Presenting at the American Geophysical Union conference in San Francisco last December, researchers from institutions in the US and China described a disintegration of the Indian continental plate as it grinds along the basement of the Eurasian tectonic plate that sits atop it.
It's a surprising compromise on two models currently favored as explanations for the lifting of the Tibetan plateau and the colossal Himalayan mountain range.
In both cases, a collision between the chunks of crust belonging to India and Eurasia is responsible. Starting around 60 million years ago, the Indian plate was driven beneath its northern neighbor as it was carried along by currents of molten rock within the mantle.
Bit by bit, the Eurasian land mass has been lifted skyward on the shoulders of a drowned giant, giving us Earth's highest elevations.
Studies of the density of the mantle and the crust suggest the rather buoyant Indian continental plate shouldn't sink so easily, however, meaning it's likely the submerged sections of the crust should still be grinding along under the belly of the Eurasian plate rather than being plunged into the mantle's depths.

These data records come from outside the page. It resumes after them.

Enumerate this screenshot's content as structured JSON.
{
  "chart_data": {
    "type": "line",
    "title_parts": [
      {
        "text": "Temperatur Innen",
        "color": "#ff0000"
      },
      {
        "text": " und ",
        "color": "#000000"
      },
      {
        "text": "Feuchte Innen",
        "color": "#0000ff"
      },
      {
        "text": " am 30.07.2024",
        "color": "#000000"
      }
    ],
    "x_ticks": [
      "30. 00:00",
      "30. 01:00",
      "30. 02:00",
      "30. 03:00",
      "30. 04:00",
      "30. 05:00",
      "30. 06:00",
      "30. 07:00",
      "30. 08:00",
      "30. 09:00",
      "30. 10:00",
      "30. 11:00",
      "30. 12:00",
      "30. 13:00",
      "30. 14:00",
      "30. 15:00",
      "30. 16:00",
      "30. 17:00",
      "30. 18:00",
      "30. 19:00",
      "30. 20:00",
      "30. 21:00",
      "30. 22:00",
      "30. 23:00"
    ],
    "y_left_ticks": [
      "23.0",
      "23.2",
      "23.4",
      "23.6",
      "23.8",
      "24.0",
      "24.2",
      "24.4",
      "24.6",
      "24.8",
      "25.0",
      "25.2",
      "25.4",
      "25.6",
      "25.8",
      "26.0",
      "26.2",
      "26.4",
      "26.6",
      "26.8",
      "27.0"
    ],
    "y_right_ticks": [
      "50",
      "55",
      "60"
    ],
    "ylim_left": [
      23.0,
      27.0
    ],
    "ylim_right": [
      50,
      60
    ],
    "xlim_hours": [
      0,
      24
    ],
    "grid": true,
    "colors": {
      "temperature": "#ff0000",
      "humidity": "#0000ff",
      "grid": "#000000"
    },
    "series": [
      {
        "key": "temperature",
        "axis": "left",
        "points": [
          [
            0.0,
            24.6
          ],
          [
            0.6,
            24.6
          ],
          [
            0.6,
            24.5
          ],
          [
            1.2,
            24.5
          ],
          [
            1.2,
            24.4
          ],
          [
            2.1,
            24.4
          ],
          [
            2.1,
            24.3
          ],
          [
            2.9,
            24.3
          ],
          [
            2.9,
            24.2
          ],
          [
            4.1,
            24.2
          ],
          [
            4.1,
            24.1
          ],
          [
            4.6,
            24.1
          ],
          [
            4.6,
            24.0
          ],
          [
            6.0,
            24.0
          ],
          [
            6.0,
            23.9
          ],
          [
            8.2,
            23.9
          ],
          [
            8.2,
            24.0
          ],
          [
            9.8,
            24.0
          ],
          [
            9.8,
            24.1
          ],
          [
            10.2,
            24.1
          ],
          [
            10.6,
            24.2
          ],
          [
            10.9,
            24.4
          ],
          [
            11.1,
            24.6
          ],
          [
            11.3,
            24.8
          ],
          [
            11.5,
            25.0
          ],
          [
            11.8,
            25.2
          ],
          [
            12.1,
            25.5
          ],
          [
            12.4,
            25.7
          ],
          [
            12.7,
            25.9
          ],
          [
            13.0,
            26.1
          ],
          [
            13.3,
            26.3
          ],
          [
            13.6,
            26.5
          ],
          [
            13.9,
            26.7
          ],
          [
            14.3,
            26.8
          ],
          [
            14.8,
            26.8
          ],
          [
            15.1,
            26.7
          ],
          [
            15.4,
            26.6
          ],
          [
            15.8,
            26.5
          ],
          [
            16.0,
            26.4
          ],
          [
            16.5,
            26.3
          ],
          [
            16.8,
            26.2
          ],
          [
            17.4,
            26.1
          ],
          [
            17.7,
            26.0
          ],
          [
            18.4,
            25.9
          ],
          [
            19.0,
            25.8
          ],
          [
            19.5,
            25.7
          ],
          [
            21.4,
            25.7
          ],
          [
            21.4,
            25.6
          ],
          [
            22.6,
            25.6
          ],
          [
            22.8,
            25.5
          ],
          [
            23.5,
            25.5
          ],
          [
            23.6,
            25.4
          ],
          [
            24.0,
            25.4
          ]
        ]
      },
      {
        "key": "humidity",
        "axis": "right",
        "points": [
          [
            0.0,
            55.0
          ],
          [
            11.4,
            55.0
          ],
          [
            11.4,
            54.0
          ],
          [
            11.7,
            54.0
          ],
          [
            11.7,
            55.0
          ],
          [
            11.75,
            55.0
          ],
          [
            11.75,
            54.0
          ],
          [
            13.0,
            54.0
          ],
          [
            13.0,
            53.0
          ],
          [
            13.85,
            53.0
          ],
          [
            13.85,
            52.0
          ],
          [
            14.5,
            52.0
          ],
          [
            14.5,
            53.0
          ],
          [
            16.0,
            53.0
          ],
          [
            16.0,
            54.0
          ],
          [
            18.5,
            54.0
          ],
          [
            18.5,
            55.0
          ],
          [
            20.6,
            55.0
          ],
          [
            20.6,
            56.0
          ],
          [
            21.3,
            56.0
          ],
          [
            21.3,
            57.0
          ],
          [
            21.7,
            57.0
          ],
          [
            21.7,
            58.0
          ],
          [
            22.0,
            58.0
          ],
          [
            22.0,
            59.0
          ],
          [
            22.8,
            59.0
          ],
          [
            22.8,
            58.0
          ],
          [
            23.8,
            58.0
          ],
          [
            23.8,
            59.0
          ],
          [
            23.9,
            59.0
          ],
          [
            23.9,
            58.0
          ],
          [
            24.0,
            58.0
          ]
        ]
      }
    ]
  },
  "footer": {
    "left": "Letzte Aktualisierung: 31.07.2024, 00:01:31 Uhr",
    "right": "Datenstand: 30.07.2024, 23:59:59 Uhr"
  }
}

Another possibility is the Indian plate is distorting in a way that causes some parts to wrinkle and fold, and others to dip and dive.
Different perspectives emerge depending on which kinds of evidence are favored and how data is processed.
In an investigation led by Ocean University of China geophysicist Lin Liu, researchers amassed 'up-and-down' S-wave and shear-wave splitting data from 94 broadband seismic stations arranged west-to-east across southern Tibet, and combined it with previously collected 'back-and-forth' P-wave data to come up with a more nuanced view of the dynamics below.
They determined the Indian slab wasn't merely bobbing along smoothly below the Eurasian plate, nor was it bunching up like a rug on a slippery floor.
Instead it is delaminating, with its dense base peeling free and sinking into the mantle as its lighter top-half continued its journey just beneath the surface.
While computer models had suggested thicker sections of some plates could come apart like this, the study provides the first empirical evidence of it occurring.
The team's description is consistent with geological models based on limits of helium-3 enriched spring water and patterns of fractures and earthquakes near the surface, which taken together support a map of carnage below, where sections of the old Indian plate seem more or less intact, and others are stripping apart around 100 kilometers below, allowing the base to warp into the planet's molten heart.
Having a clear 3D description of the boundaries and borders of plates as they grind together not only makes it easier to understand how our surface came to look as it does, but could inform future methods of earthquake prediction.